Carthage - Amelie Andrezel
I have been thinking about writing this song for a while now and I was too tired today to do anything else. It’s inspired by a lot of things—including the sack of Alexandria and the burning of the Great Library—but also three T. S. Eliot poems: The Waste Land, The Lovesong of J. Alfred Prufrock, and Ash Wednesday.

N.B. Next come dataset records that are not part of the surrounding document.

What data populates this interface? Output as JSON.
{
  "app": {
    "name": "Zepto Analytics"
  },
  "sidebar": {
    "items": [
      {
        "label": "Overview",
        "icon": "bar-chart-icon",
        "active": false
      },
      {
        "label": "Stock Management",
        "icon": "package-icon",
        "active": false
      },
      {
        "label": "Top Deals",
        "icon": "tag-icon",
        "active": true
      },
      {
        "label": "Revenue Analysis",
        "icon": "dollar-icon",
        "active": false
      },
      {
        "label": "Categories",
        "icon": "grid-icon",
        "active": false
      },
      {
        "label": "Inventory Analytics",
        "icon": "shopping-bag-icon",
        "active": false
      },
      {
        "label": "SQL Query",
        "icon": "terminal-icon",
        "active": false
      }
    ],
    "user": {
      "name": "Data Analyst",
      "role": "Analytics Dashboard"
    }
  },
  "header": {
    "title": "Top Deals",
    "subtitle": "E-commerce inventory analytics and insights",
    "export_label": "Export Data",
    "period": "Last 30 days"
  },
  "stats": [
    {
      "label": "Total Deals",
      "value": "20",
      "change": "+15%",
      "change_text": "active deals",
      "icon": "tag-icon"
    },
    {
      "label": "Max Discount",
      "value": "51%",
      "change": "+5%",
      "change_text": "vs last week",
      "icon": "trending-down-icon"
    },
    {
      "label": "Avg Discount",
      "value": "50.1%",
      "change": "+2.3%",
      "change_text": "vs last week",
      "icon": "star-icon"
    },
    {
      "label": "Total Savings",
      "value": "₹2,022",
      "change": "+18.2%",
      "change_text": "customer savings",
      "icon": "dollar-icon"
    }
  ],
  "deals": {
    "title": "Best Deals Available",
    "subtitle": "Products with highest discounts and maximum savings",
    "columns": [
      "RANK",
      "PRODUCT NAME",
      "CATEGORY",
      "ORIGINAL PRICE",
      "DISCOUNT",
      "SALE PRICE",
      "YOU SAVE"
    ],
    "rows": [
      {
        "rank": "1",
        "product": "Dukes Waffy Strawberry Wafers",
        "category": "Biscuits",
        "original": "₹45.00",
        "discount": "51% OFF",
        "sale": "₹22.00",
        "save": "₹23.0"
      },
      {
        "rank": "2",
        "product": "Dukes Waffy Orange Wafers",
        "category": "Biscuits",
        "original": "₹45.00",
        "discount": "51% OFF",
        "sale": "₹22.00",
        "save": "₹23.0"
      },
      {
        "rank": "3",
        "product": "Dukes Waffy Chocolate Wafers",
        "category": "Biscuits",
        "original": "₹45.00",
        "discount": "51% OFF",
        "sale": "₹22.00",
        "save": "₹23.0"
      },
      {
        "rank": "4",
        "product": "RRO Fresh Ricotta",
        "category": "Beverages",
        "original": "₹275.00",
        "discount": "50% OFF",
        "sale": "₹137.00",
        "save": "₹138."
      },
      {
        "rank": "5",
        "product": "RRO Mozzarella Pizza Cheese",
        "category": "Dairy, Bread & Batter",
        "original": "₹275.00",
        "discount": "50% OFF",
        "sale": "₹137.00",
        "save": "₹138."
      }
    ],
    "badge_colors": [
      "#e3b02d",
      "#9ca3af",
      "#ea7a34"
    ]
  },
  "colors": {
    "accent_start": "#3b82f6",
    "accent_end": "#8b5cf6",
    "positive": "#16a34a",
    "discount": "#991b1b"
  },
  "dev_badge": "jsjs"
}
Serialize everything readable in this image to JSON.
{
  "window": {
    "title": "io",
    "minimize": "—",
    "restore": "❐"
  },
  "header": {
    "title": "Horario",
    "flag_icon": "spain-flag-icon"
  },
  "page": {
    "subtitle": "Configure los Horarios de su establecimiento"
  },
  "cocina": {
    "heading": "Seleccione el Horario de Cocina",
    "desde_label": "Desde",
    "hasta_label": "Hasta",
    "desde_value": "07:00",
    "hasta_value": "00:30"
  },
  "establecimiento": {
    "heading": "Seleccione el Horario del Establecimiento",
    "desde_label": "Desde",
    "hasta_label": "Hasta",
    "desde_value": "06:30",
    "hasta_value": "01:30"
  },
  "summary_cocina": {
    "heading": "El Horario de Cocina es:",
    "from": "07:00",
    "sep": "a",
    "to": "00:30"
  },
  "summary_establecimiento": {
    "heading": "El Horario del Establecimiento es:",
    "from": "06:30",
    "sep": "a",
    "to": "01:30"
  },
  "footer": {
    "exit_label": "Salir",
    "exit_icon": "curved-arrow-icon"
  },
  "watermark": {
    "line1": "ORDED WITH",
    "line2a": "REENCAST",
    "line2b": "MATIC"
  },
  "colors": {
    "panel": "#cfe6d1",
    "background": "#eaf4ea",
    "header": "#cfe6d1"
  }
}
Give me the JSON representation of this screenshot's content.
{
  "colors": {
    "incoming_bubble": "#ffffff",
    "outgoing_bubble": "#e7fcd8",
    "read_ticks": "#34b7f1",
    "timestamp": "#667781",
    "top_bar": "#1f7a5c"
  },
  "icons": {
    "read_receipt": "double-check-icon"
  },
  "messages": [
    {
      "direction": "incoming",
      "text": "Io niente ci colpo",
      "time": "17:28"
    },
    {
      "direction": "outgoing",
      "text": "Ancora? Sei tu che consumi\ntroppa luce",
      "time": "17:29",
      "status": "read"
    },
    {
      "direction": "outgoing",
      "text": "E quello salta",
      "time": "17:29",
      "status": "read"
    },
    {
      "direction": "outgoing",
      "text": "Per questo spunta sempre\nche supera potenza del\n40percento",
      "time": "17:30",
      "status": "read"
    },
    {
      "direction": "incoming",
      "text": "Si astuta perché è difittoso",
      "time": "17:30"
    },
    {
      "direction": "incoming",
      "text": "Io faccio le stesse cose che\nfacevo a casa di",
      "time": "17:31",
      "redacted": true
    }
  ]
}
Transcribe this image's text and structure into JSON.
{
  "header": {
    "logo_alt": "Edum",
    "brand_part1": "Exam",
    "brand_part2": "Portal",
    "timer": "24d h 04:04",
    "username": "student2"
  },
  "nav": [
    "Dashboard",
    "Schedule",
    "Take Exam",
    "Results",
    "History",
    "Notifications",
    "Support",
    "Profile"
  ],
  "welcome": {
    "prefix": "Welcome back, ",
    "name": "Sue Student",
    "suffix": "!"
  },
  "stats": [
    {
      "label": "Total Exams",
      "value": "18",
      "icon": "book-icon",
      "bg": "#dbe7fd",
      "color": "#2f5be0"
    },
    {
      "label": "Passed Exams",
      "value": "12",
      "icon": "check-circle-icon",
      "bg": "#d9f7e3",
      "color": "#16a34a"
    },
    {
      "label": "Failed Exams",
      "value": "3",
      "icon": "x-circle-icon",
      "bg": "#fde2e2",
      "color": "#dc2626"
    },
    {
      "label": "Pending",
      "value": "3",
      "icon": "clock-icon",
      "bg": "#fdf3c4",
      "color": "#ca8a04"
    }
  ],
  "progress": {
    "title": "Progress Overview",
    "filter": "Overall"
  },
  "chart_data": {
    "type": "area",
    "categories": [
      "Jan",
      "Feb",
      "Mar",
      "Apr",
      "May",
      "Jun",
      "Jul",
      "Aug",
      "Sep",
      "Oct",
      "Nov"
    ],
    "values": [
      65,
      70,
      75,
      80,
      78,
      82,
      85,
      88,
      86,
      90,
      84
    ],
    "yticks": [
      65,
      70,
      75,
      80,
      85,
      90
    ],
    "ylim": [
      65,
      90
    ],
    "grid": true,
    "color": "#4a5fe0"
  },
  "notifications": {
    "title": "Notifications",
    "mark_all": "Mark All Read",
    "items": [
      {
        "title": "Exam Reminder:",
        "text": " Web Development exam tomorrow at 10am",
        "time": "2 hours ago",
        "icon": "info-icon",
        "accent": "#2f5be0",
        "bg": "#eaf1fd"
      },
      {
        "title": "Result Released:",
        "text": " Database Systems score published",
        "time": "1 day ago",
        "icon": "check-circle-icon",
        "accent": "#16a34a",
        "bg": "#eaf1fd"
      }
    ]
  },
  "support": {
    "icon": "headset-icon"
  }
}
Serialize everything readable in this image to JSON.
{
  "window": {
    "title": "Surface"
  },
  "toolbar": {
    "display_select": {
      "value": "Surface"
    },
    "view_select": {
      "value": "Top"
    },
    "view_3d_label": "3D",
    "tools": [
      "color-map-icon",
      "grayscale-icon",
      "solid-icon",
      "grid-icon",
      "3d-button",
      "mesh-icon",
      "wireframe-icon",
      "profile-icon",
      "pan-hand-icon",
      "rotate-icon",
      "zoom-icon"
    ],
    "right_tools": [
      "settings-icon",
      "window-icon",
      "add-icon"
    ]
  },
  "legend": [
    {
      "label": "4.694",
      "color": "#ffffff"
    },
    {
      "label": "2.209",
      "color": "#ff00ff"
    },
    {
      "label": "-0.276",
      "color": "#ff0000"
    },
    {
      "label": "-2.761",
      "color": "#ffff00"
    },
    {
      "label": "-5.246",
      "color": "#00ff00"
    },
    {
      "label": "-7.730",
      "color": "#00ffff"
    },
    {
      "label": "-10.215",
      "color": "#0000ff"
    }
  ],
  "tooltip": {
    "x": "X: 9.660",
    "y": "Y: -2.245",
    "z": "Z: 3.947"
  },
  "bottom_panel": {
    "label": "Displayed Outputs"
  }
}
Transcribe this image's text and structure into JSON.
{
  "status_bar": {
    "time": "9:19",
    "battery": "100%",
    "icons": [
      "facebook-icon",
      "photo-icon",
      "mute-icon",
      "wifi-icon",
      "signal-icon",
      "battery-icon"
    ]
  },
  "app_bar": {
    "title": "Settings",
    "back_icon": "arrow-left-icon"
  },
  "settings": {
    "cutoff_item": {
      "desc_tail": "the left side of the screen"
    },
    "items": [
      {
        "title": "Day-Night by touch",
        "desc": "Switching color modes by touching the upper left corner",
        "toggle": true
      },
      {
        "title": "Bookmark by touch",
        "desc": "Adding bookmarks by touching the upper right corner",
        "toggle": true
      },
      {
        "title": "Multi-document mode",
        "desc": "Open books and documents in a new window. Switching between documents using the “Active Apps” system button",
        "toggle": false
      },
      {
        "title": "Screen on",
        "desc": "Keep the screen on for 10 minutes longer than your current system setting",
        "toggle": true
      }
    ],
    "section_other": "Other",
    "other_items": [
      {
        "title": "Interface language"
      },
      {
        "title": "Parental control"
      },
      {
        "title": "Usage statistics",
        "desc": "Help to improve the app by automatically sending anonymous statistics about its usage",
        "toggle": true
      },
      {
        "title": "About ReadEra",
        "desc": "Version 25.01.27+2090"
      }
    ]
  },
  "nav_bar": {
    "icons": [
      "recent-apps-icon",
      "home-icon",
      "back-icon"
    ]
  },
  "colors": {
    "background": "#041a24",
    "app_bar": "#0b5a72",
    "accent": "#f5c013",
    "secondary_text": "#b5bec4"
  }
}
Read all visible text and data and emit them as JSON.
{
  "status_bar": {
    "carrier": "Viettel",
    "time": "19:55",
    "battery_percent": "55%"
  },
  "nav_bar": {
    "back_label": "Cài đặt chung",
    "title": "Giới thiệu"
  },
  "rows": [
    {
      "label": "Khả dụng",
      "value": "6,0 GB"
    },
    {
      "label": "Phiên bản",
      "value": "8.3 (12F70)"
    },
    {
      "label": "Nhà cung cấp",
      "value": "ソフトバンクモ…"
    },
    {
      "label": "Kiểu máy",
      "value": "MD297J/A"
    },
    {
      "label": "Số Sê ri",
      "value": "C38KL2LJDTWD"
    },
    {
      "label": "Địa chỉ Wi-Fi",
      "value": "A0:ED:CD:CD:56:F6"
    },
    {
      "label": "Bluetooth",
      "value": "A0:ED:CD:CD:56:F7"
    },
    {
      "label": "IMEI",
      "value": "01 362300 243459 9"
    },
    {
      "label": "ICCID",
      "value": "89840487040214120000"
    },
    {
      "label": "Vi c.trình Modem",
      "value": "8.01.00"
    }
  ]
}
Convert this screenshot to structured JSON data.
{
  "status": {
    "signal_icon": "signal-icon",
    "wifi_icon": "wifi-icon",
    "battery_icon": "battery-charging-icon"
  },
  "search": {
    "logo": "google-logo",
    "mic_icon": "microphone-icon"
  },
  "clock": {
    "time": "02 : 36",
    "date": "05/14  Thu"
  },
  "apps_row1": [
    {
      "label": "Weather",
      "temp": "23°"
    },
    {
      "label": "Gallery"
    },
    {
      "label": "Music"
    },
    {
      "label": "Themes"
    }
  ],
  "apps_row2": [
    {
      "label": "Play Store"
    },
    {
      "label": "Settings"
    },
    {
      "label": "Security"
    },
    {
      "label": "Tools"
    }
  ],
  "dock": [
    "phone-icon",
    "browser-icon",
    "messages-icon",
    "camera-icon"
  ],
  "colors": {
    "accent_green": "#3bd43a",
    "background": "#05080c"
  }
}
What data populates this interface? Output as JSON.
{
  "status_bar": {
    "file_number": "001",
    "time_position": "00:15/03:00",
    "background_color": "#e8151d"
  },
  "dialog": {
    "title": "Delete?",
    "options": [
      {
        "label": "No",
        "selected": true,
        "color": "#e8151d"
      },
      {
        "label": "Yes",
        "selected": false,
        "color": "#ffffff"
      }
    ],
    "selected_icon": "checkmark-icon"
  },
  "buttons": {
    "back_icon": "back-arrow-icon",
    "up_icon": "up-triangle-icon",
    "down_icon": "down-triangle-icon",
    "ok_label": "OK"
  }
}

The following lines are from The Waste Land:
To Carthage then I came
Burning burning burning burning
O Lord Thou pluckest me out
O Lord Thou pluckest
burning.
This is in reference to an excerpt from St. Augustine’s Confessions:
To Carthage then I came, where a cauldron of unholy loves sang all about mine ears.
Anyway, do enjoy.
Carthage
Music and Lyrics by Amelie Andrezel
I went to the librarian
He called me down to the sea
We watched the warships fan the fire
They thought would set them free
I don’t remember it as holy
I don’t remember it as bright
I think he said, “It’s only thunder”
I remember praying he was right…
Burning
Oh lord thou pluckest me out
Burning
I woke up on the hardwood
Got to sleep at 5 am
Dragged my body to the river
Just to dredge it up again
I swam upstream against the pilgrims
Shoulder to shoulder wading by
But blessed are angels, traveling salesmen
All creatures of the dark, sacred night
Burning
Oh lord thou pluckest me out
Burning
Princes and sailors
Mathematicians and knaves
A little blood spilled on the pages
Alleluia! We are saved
Burning
Oh lord thou pluckest me out
Burning
Oh my lady of the desert
If he sits beneath your tree
Spread your ashes across his forehead
Leave us singing, each to each…
Burning
Oh lord thou pluckest me out
Burning
II
Lady, three white leopards sat under a juniper-tree
In the cool of the day, having fed to satiety
On my legs my heart my liver and that which had been
contained
In the hollow round of my skull. And God said
Shall these bones live? shall these
Bones live? And that which had been contained
In the bones (which were already dry) said chirping:
Because of the goodness of this Lady
And because of her loveliness, and because
She honours the Virgin in meditation,
We shine with brightness. And I who am here dissembled
Proffer my deeds to oblivion, and my love
To the posterity of the desert and the fruit of the gourd.
It is this which recovers
My guts the strings of my eyes and the indigestible portions
Which the leopards reject. The Lady is withdrawn
In a white gown, to contemplation, in a white gown.
Let the whiteness of bones atone to forgetfullness.
There is no life in them. As I am forgotten
And would be forgotten, so I would forget
Thus devoted, concentrated in purpose. And God said
Prophesy to the wind, to the wind only for only
The wind will listen. And the bones sang chirping
With the burden of the grasshopper, saying
Lady of silences
Calm and distressed
Torn and most whole
Rose of memory
Rose of forgetfulness
Exhausted and life-giving
Worried reposeful
The single Rose
Is now the Garden
Where all loves end
Terminate torment
Of love unsatisfied
The greater torment
Of love satisfied
End of the endless
Journey to no end
Conclusion of all that
Is inconclusible
Speech without word and
Word of no speech
Grace to the Mother
For the Garden
Where all love ends.
Under a juniper-tree the bones sang, scattered and shining
We are glad to be scattered, we did little good to each other,
Under a tree in the cool of the day, with the blessing of sand,
Forgetting themselves and each other, united
In the quiet of the desert. This is the land which ye
Shall divide by lot. And neither division nor unity
Matters. This is the land. We have our inheritance.